Article Archive
November/December 2013

Preventing Falls: Time for Action

By Diane L. Schneider, MD, MSc
Today’s Geriatric Medicine
Vol. 6 No. 6 P. 34

Falls are one of the greatest threats to health and independence among older adults. Falls rise exponentially with age after the sixth decade. At every age, those with frailty syndrome or multiple comorbidities have a greater vulnerability to falls than those without.

The GLOW study, a multinational longitudinal study of more than 600,000 women aged 55 and older, showed that frail and prefrail status is associated with a substantially higher risk of recurrent falls and fractures. The risk did not vary substantially over different age ranges from the fifth through the ninth decades of life. Results from the same cohort demonstrated that chronic medical conditions such as Parkinson’s disease, COPD, diabetes, osteoarthritis, and heart disease increase the risk of falls and fractures.

Fall statistics gathered by the Centers for Disease Control and Prevention (CDC) include the following:

• Each year, one-third of people aged 65 and older experience a fall.

• Fewer than one-half of the Medicare beneficiaries who fell in the previous year talked to their health care providers about it.

• Every 29 minutes an older adult dies from a fall.

• One in five falls causes a serious injury such as head trauma or fracture.

• Each year, more than 2 million older adults are treated in emergency departments for nonfatal fall injuries.

• Direct medical costs for fall injuries total more than $28 billion annually.

We are doing a poor job of assessing fall risk and providing strategies to prevent falls in our older adult population.

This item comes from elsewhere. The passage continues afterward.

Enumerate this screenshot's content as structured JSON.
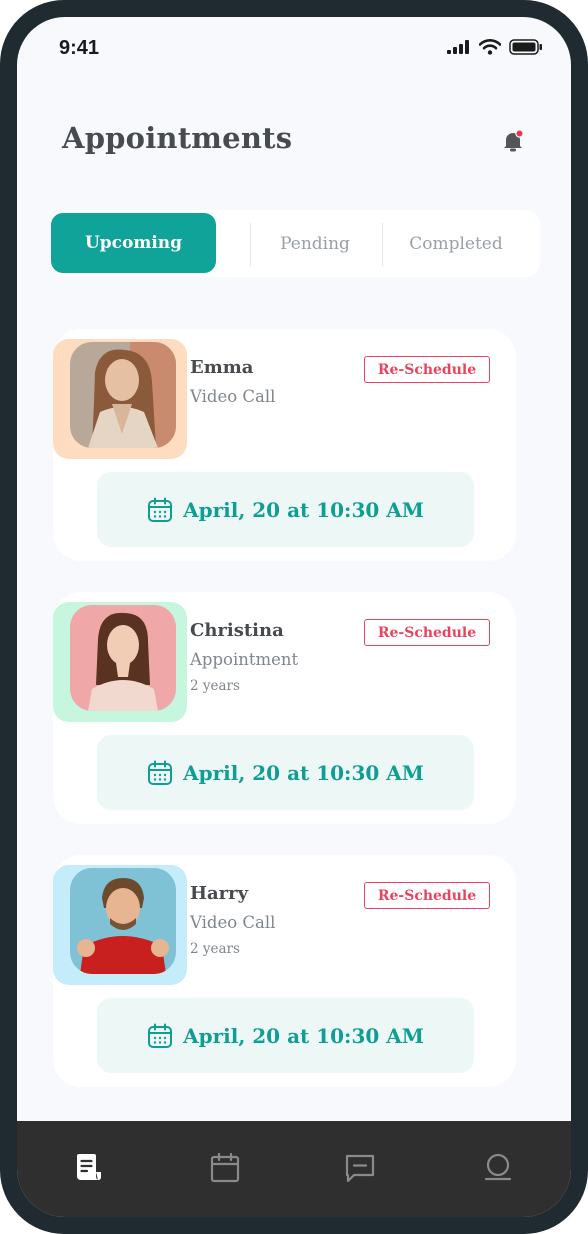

Are we overlooking fall risk because there is no magic pill, too many other issues, or no simple measurement to take? Fall risk assessment requires attention to detail and additional time.

In each patient encounter, we need to inquire about falls. Ask all your patients aged 65 and older about falls and injuries from falls. Take a systematic approach by including falls in your history template or adding a fall question as part of the vital sign assessment. Instruct your patients to contact you if a fall occurs, so you can work together to try to prevent the next one.

A history of falls predicts future falls. Fall history is the single strongest risk factor associated with subsequent falls. The 2012 US Preventive Services Task Force (USPSTF) guideline for fall prevention in community-dwelling older adults recommended that for risk assessment, primary care clinicians should identify older adults at increased risk of falls by a history of falls, a history of mobility problems, and poor performance on the Timed Up and Go test. For this test, a person is asked to rise from an armchair, walk 10 feet, turn, walk back, and sit while he or she is observed and timed. A cutoff point of 12 seconds or longer has been used to predict community-dwelling individuals who are more likely to fall.

The CDC’s Injury Center created the STEADI (Stopping Elderly Accidents, Deaths & Injuries) Tool Kit for health care providers. The CDC recommends evaluating gait, strength, and balance with three tests: Timed Up and Go, 30-Sec Chair Stand, and 4-Stage Balance Test. If problems are identified, then additional multifactorial risk evaluation and fall interventions are recommended.

A 2012 Cochrane Review of interventions to reduce the risk of falls in community-dwelling older adults included studies of several different types of exercise programs. Multicomponent group exercise, multicomponent home-based exercise, and tai chi significantly reduced the risk of falls. The USPSTF guideline recommended intervention consisting of exercise or physical therapy and vitamin D supplementation.

Exercise training that improves balance, core, and quadriceps strength can reduce recurrent falls. The simple measure of supplementing vitamin D (700 to 1,000 IU/day) reduced fall risk and achieving serum 25(OH)D concentrations of 24 ng/mL or higher reduced fall risk in high-risk individuals. Other interventions differed in effectiveness by functional status and living situation. Modifiable risk factors should be tailored to the individual.

Many elders are admitted to rehabilitation and long term care facilities as a result of fractures resulting from a fall. However, a patient’s fall history commonly is overlooked, as is a patient’s underlying osteoporosis.

Both falls and osteoporosis need to be addressed in planning treatment. Don’t overlook the opportunity to lower the risk of falls in both frail and active patients.

— Diane L. Schneider, MD, MSc, is retired from the University of California, San Diego; cofounder and medical editor of 4BoneHealth.org, and author of the consumer book The Complete Book of Bone Health.